Avec l’arrivée des bonus sur la capture de CO2 dans les sols, tout un écosystème se met en branle. C’est à qui affichera le plus de certifications. Gaïago Carbone commence à rémunérer une bonne centaine d’agriculteurs en France (représentant une superficie d’environ 5 200 hectares) à compter de ce mois de mars 2026, sur la base du label « Gold Standard », à hauteur de 304 € par hectare, en moyenne. Un hectare engagé sur cinq ans équivaudrait à un tiers de l’empreinte carbone annuelle d’un Français (séquestration effective et vérifiée de 3 tonnes équivalents CO2 / ha / an). Gaïago, basée à Saint-Malo, est connu pour fournir un ‘bio-stimulant’ ou ‘prébiotique’ (Nutrigeo) qui favorise les mycéliums et champignons mycorhyziens créateurs d’humus. Pas de micro-organismes, mais des oligo-éléments (manganèse, bore…), des acides organiques et humiques.
Ces crédits CO2 sont « valorisés » par South Pole, une société non cotée, un leader de la finance CO2 basé à Zurich (Suisse) et dont certains actionnaires, des fonds souverains, sont basés au Liechtenstein, à Singapour mais également aux Etats-Unis (cf. le géant américain Salesforce). La création du label Gold Standard a été soutenue par le WWF ; elle fait suite à un scandale financier qui a conduit, en 2024 à l’éviction de dirigeants (cf. le projet forestier Kariba au Zimbabwe, avec détournement de fonds et surestimations des capacités d’absorption du CO2). On est là sur des « marchés volontaires », souvent entre multinationales opaques, hors des structures conventionnelles comme l’ONU, pas très loin des paradis fiscaux.
Des initiatives de proximité
En contraste, plus près de nous, en 2020, est apparu SysFarm (11 salariés à Rouen, 1 M€ en 2025). Cette start-up réalise des bilans carbone et monte des dossiers Label Bas Carbone (LBC), en vue du versement de crédits CO2. Initialement, elle a ciblé de grands céréaliers en partenariat avec l’agro-industrie ou des distributeurs comme Terreos, afin qu’ils perçoivent des primes de 50 à 100 €/ha/an ou 5 à 20€ /t. Aujourd’hui, elle annonce élargir sa cible aux élevages bovins.
Autre acteur de proximité dédié à la transition agricole et alimentaire, la plateforme de financement participatif MiiMosa (crowdfunding), créée par Florian Breton en 2014 (200 M€ levés en 10 ans), propose le financement direct de la décarbonation des fermes, localement sur leur territoire, en les mettant en relation avec des épargnants investisseurs.
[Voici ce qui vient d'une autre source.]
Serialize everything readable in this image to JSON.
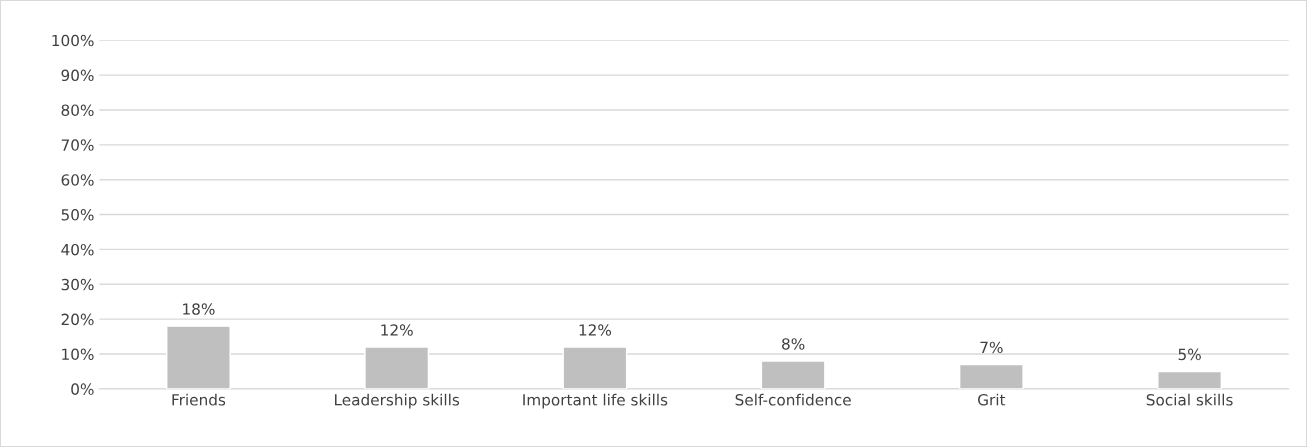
{
  "chart_data": {
    "type": "bar",
    "categories": [
      "Friends",
      "Leadership skills",
      "Important life skills",
      "Self-confidence",
      "Grit",
      "Social skills"
    ],
    "values": [
      18,
      12,
      12,
      8,
      7,
      5
    ],
    "value_labels": [
      "18%",
      "12%",
      "12%",
      "8%",
      "7%",
      "5%"
    ],
    "color": "#bfbfbf",
    "ylim": [
      0,
      100
    ],
    "yticks": [
      {
        "value": 0,
        "label": "0%"
      },
      {
        "value": 10,
        "label": "10%"
      },
      {
        "value": 20,
        "label": "20%"
      },
      {
        "value": 30,
        "label": "30%"
      },
      {
        "value": 40,
        "label": "40%"
      },
      {
        "value": 50,
        "label": "50%"
      },
      {
        "value": 60,
        "label": "60%"
      },
      {
        "value": 70,
        "label": "70%"
      },
      {
        "value": 80,
        "label": "80%"
      },
      {
        "value": 90,
        "label": "90%"
      },
      {
        "value": 100,
        "label": "100%"
      }
    ],
    "grid": "y",
    "legend": false
  }
}
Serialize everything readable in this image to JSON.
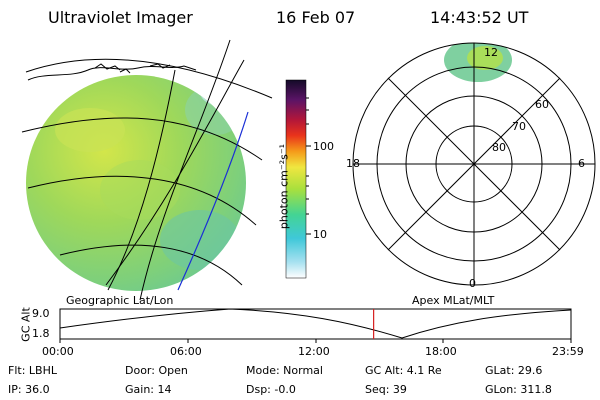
{
  "header": {
    "instrument": "Ultraviolet Imager",
    "date": "16 Feb 07",
    "time": "14:43:52 UT"
  },
  "left_panel": {
    "label": "Geographic Lat/Lon"
  },
  "right_panel": {
    "label": "Apex MLat/MLT",
    "mlt_labels": [
      "12",
      "18",
      "6",
      "0"
    ],
    "lat_labels": [
      "60",
      "70",
      "80"
    ]
  },
  "colorbar": {
    "unit": "photon cm⁻²s⁻¹",
    "ticks": [
      "100",
      "10"
    ],
    "scale": "log"
  },
  "timeline": {
    "ylabel": "GC Alt",
    "ytick_top": "9.0",
    "ytick_bottom": "1.8",
    "xticks": [
      "00:00",
      "06:00",
      "12:00",
      "18:00",
      "23:59"
    ],
    "current_time_hours": 14.73
  },
  "status": {
    "filter": "Flt: LBHL",
    "door": "Door: Open",
    "mode": "Mode: Normal",
    "gc_alt": "GC Alt: 4.1 Re",
    "glat": "GLat:  29.6",
    "ip": "IP: 36.0",
    "gain": "Gain: 14",
    "dsp": "Dsp:   -0.0",
    "seq": "Seq: 39",
    "glon": "GLon: 311.8"
  },
  "colors": {
    "accent_line": "#d61f1f",
    "orbit_line": "#1a2fd6"
  }
}
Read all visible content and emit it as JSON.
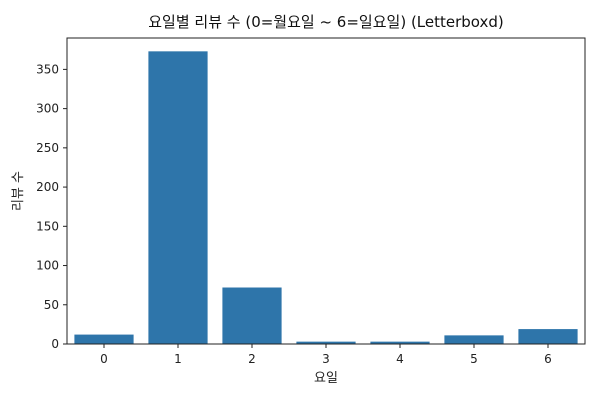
{
  "chart_data": {
    "type": "bar",
    "title": "요일별 리뷰 수 (0=월요일 ~ 6=일요일) (Letterboxd)",
    "xlabel": "요일",
    "ylabel": "리뷰 수",
    "categories": [
      "0",
      "1",
      "2",
      "3",
      "4",
      "5",
      "6"
    ],
    "values": [
      12,
      373,
      72,
      3,
      3,
      11,
      19
    ],
    "ylim": [
      0,
      390
    ],
    "yticks": [
      0,
      50,
      100,
      150,
      200,
      250,
      300,
      350
    ],
    "grid": false,
    "legend": "none",
    "bar_color": "#2e75aa"
  }
}
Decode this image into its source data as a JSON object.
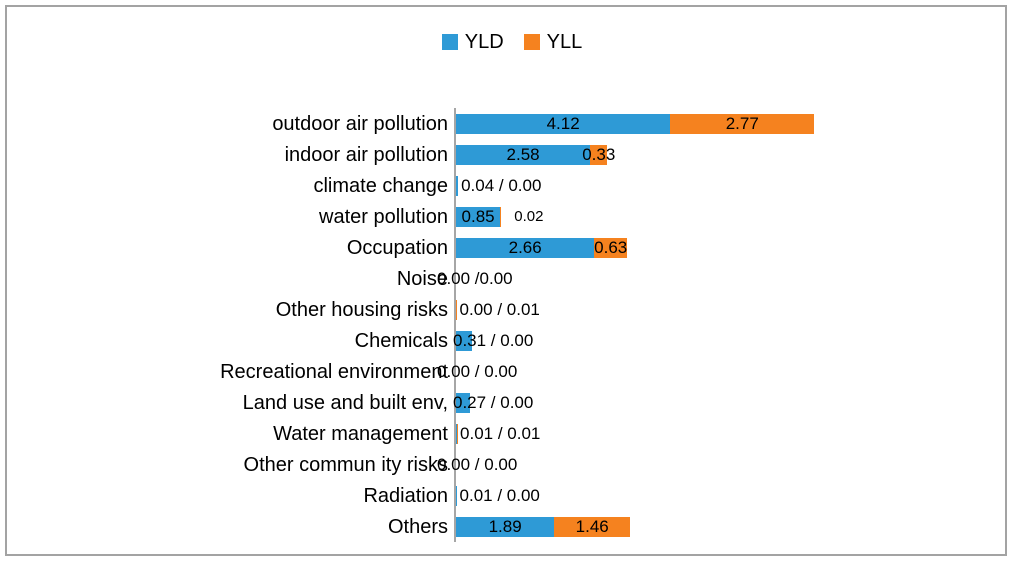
{
  "chart_data": {
    "type": "bar",
    "orientation": "horizontal",
    "stacked": true,
    "title": "",
    "xlabel": "",
    "ylabel": "",
    "x_axis_ticks_visible": false,
    "grid": false,
    "legend": [
      "YLD",
      "YLL"
    ],
    "legend_position": "top-center",
    "colors": {
      "yld": "#2e9ad6",
      "yll": "#f5821f",
      "axis": "#a6a6a6",
      "text": "#000000",
      "frame": "#a3a3a3"
    },
    "categories": [
      "outdoor air pollution",
      "indoor air pollution",
      "climate change",
      "water pollution",
      "Occupation",
      "Noise",
      "Other housing risks",
      "Chemicals",
      "Recreational environment",
      "Land use and built env,",
      "Water management",
      "Other commun ity risks",
      "Radiation",
      "Others"
    ],
    "series": [
      {
        "name": "YLD",
        "values": [
          4.12,
          2.58,
          0.04,
          0.85,
          2.66,
          0.0,
          0.0,
          0.31,
          0.0,
          0.27,
          0.01,
          0.0,
          0.01,
          1.89
        ]
      },
      {
        "name": "YLL",
        "values": [
          2.77,
          0.33,
          0.0,
          0.02,
          0.63,
          0.0,
          0.01,
          0.0,
          0.0,
          0.0,
          0.01,
          0.0,
          0.0,
          1.46
        ]
      }
    ],
    "rows": [
      {
        "category": "outdoor air pollution",
        "yld": 4.12,
        "yll": 2.77,
        "yld_label": "4.12",
        "yll_label": "2.77"
      },
      {
        "category": "indoor air pollution",
        "yld": 2.58,
        "yll": 0.33,
        "yld_label": "2.58",
        "yll_label": "0.33"
      },
      {
        "category": "climate change",
        "yld": 0.04,
        "yll": 0.0,
        "combo_label": "0.04 / 0.00"
      },
      {
        "category": "water pollution",
        "yld": 0.85,
        "yll": 0.02,
        "yld_label": "0.85",
        "outside_label": "0.02"
      },
      {
        "category": "Occupation",
        "yld": 2.66,
        "yll": 0.63,
        "yld_label": "2.66",
        "yll_label": "0.63"
      },
      {
        "category": "Noise",
        "yld": 0.0,
        "yll": 0.0,
        "combo_label": "0.00 /0.00"
      },
      {
        "category": "Other housing risks",
        "yld": 0.0,
        "yll": 0.01,
        "combo_label": "0.00 / 0.01"
      },
      {
        "category": "Chemicals",
        "yld": 0.31,
        "yll": 0.0,
        "combo_label": "0.31 / 0.00"
      },
      {
        "category": "Recreational environment",
        "yld": 0.0,
        "yll": 0.0,
        "combo_label": "0.00 / 0.00"
      },
      {
        "category": "Land use and built env,",
        "yld": 0.27,
        "yll": 0.0,
        "combo_label": "0.27 / 0.00"
      },
      {
        "category": "Water management",
        "yld": 0.01,
        "yll": 0.01,
        "combo_label": "0.01 / 0.01"
      },
      {
        "category": "Other commun ity risks",
        "yld": 0.0,
        "yll": 0.0,
        "combo_label": "0.00 / 0.00"
      },
      {
        "category": "Radiation",
        "yld": 0.01,
        "yll": 0.0,
        "combo_label": "0.01 / 0.00"
      },
      {
        "category": "Others",
        "yld": 1.89,
        "yll": 1.46,
        "yld_label": "1.89",
        "yll_label": "1.46"
      }
    ]
  }
}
Elle propose aussi du crowdgifting (don avec contrepartie) et du crowdlending (prêts ou placements rémunérés).
Tensions et arbitrages
Revenons à l’agrivoltaïsme : le rebond actuel provient de la loi APER de 2023 (Accélération de la production d’énergies renouvelables) visant, entre autres, à éviter les spéculations sur le foncier agricole. Cette loi est une caricature des arbitrages critiques qui peuvent se jouer entre la Fnsea et les autres centrales syndicales paysannes, entre ministères de l’Agriculture et de la Transition écologique - sans oublier l’implication de la Commission de l’UE. Décrets d’application et circulaires se sont enchaînés ; et finalement des commissions départementales vont devoir examiner les projets au cas par cas.
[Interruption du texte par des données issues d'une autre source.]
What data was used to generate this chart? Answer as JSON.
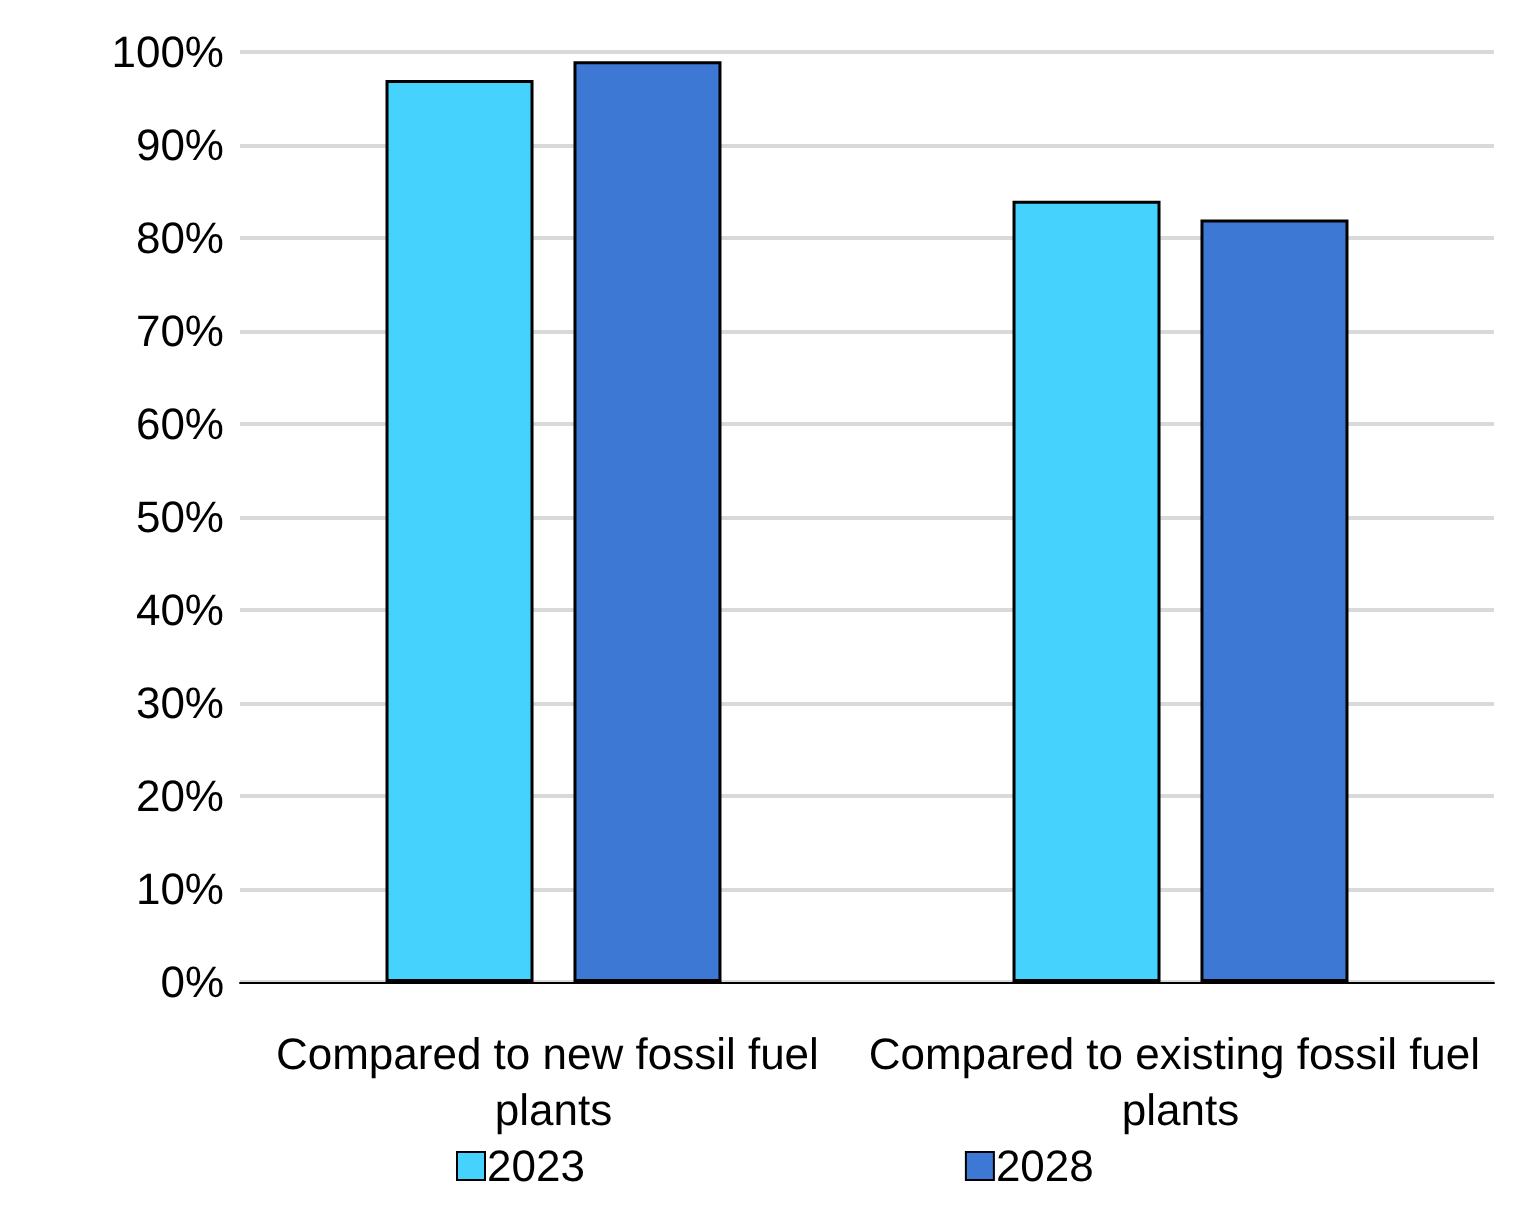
{
  "chart_data": {
    "type": "bar",
    "categories": [
      "Compared to new fossil fuel plants",
      "Compared to existing fossil fuel plants"
    ],
    "series": [
      {
        "name": "2023",
        "color": "#45d3fd",
        "values": [
          97,
          84
        ]
      },
      {
        "name": "2028",
        "color": "#3c78d4",
        "values": [
          99,
          82
        ]
      }
    ],
    "ylim": [
      0,
      100
    ],
    "yticks": [
      {
        "value": 0,
        "label": "0%"
      },
      {
        "value": 10,
        "label": "10%"
      },
      {
        "value": 20,
        "label": "20%"
      },
      {
        "value": 30,
        "label": "30%"
      },
      {
        "value": 40,
        "label": "40%"
      },
      {
        "value": 50,
        "label": "50%"
      },
      {
        "value": 60,
        "label": "60%"
      },
      {
        "value": 70,
        "label": "70%"
      },
      {
        "value": 80,
        "label": "80%"
      },
      {
        "value": 90,
        "label": "90%"
      },
      {
        "value": 100,
        "label": "100%"
      }
    ],
    "grid": "y",
    "legend": "bottom"
  }
}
La SAS Amarenco (250 personnes), née de la fusion en 2018 du groupe Carré (Tarn, 2008) et d’Amarenco Irlande (2013), reste un producteur indépendant d’énergie, soutenu par les fonds IDIA / Crédit Agricole et Arjun). Elle était indirectement présente au SIA pour promouvoir le financement de projets de panneaux solaires orientables, installés sur des parcelles cultivées ou re-cultivables à terme (et non plus sur des toitures de granges ou de hangars). Ces panneaux mobiles sont organisés en « centrales flottantes » pouvant capter le maximum d’énergie et créer de l’ombrage. L’offre prévoit de « régénérer les écosystèmes dégradés », avec l’engagement d’améliorer les sols. Un site pilote fonctionne depuis 2022 dans une ancienne carrière de Longhi Béton à Montpezat (Gard). Les prochains mois diront si cette nouvelle filière, prometteuse sur le papier, sera fructueuse sur le terrain.